En azından birine rastlamanın verdiği güven ve mutlulukla içeri geçen gençler barakanın içinin dışarıdan göründüğü kadar dar olmadığını fark ettiler. Barakanın bir tarafında küçükçe mutfak, diğer tarafında ise kütüphane ve sandalyeler duruyordu. Gençler bir yandan ayranlarını içerken bir yandan da yaşlı adamla sohbet etmeyi ihmal etmiyorlardı:
-Eee yaşlar kaç?
-Üniversiteliyiz amca ya. Öğrenci adamız paramız da yok.
-Öyle tabi öğrencilik zor. Bakın size bir fotoğrafımı göstereyim. Sizin yaşlarınızdayken amcanız ne yapıyormuş görün.
Yaşlı adam kütüphanedeki kitaplardan birini açtı ve içinden siyah beyaz bir fotoğraf çıkardı. Fotoğrafta eski model arabalardan birinin önünde duran sırt çantalı uzun saçlı bir genç görünüyordu.
-Bu genç siz misiniz amca?
-Benim tabi. Sizin gibi üniversite öğrencisiyken otostop çekerek ülkeyi gezme hayalim vardı. Öğrencilik tabi paramız da yok.

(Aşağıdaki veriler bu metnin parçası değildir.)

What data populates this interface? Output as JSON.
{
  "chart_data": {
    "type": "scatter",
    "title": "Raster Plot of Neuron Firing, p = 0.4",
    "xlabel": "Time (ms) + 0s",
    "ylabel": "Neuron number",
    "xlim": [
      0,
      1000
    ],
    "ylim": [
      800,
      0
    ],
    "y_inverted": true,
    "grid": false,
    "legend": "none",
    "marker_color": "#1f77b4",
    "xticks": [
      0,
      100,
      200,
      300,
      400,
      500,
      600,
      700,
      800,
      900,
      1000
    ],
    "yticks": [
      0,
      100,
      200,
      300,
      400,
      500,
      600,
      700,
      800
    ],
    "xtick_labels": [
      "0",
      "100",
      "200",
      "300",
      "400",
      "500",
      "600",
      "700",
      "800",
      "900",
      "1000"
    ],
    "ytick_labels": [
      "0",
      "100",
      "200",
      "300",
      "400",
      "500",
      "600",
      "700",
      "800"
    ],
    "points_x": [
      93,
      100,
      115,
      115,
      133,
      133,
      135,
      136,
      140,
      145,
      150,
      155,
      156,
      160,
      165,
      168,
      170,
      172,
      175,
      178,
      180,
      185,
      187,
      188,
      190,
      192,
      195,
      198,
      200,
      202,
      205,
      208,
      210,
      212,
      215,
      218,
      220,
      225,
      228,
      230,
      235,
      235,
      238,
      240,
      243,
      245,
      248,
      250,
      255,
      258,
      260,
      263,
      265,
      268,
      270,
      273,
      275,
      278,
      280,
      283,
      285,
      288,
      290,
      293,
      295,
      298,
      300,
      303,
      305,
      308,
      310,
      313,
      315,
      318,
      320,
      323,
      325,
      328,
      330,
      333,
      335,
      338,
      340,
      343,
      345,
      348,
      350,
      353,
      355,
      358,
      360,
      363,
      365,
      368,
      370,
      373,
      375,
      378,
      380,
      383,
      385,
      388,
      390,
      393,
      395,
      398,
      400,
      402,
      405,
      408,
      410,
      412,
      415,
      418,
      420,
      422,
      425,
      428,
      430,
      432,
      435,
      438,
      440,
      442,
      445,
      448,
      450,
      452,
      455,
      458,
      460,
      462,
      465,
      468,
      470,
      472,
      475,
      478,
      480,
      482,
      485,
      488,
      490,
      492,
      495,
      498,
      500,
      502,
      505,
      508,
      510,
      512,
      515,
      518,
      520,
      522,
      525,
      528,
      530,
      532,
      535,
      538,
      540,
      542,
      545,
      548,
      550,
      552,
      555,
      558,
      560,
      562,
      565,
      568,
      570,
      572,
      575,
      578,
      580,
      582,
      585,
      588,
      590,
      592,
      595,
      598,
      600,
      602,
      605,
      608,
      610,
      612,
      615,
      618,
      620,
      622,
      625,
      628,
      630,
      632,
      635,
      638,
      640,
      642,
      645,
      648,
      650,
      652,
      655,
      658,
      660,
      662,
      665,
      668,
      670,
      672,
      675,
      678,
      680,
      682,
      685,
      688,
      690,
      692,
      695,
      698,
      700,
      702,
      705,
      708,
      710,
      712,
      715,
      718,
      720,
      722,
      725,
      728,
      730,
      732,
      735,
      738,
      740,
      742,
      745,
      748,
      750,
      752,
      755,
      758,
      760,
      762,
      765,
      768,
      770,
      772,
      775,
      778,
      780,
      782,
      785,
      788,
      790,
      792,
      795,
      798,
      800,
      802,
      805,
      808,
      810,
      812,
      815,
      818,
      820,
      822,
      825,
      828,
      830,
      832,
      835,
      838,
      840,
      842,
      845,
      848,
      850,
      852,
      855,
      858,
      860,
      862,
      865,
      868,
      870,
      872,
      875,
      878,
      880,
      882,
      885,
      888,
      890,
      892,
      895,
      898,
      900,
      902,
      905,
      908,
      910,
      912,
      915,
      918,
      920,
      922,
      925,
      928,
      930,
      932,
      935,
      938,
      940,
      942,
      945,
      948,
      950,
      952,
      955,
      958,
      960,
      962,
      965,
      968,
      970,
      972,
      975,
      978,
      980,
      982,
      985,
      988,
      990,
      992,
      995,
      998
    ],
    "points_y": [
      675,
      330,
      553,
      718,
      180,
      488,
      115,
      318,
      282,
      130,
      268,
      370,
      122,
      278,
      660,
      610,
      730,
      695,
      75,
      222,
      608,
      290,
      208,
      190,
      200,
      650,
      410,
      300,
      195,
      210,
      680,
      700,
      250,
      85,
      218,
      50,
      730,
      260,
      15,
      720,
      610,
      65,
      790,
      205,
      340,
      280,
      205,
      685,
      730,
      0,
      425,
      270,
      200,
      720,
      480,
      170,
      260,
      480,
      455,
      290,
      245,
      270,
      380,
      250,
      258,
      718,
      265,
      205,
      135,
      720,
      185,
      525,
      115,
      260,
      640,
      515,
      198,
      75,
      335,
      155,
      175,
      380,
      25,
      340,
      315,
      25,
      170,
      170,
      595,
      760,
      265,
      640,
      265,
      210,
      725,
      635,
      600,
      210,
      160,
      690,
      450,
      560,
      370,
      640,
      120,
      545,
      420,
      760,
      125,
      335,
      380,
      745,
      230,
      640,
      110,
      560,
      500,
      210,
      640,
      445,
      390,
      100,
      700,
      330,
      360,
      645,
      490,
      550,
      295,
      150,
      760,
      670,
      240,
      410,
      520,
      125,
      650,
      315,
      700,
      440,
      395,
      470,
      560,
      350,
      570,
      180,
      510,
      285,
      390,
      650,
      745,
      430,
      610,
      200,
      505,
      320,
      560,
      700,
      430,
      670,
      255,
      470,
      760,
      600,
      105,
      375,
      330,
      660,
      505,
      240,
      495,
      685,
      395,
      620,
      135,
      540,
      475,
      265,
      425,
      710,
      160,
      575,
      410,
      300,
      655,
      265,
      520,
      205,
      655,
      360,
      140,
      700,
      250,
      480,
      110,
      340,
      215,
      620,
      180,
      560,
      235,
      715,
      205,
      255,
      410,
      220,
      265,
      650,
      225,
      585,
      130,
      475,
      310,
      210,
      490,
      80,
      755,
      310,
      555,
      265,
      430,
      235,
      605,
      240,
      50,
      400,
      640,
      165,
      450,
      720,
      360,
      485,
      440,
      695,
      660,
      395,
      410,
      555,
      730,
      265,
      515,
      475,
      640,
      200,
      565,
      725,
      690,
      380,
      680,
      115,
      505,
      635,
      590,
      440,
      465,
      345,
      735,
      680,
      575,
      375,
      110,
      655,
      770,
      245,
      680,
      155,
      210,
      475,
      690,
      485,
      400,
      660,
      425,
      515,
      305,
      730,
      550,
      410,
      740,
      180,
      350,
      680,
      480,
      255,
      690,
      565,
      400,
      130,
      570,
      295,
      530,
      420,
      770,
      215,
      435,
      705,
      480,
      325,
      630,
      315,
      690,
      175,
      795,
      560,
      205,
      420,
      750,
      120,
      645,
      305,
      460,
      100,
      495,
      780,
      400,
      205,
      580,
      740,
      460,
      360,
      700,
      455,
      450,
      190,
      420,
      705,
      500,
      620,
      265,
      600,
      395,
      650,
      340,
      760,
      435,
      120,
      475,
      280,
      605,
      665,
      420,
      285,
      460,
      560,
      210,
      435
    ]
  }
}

-Yapabildiniz mi bari amca?
-Uzun hikâye gençler.
Başka bir genç sabırsızlıkla sordu:
-Burada ne işiniz var amca?
-Dikkat edin gençler fazla meraklısınız. Tamam tamam size hikayemi anlatayım. Otostop çeke çeke geziyordum demiştim ya. O günlerden biriydi. Uzun ve zorlu bir yürüyüşten sonra ıssız bir köyün yakınlarına kadar gelmiştim. Saatlerce beklememe rağmen ana yoldan hiç araba geçmedi. Ben de ileri doğru yürüyordum ki birden orta yaşlarda karı koca çiftin bulunduğu lüks bir arabanın yanıma yaklaştığını fark ettim. Arabayı kullanan adam içeriden seslendi:
-Delikanlı, buraları biliyor musun?
-Abi sizi Allah gönderdi. Ben de üniversite öğrencisiyim. Otostop çekerek dolaşıyorum. Beni de gideceğiniz yere kadar götürseniz olur mu?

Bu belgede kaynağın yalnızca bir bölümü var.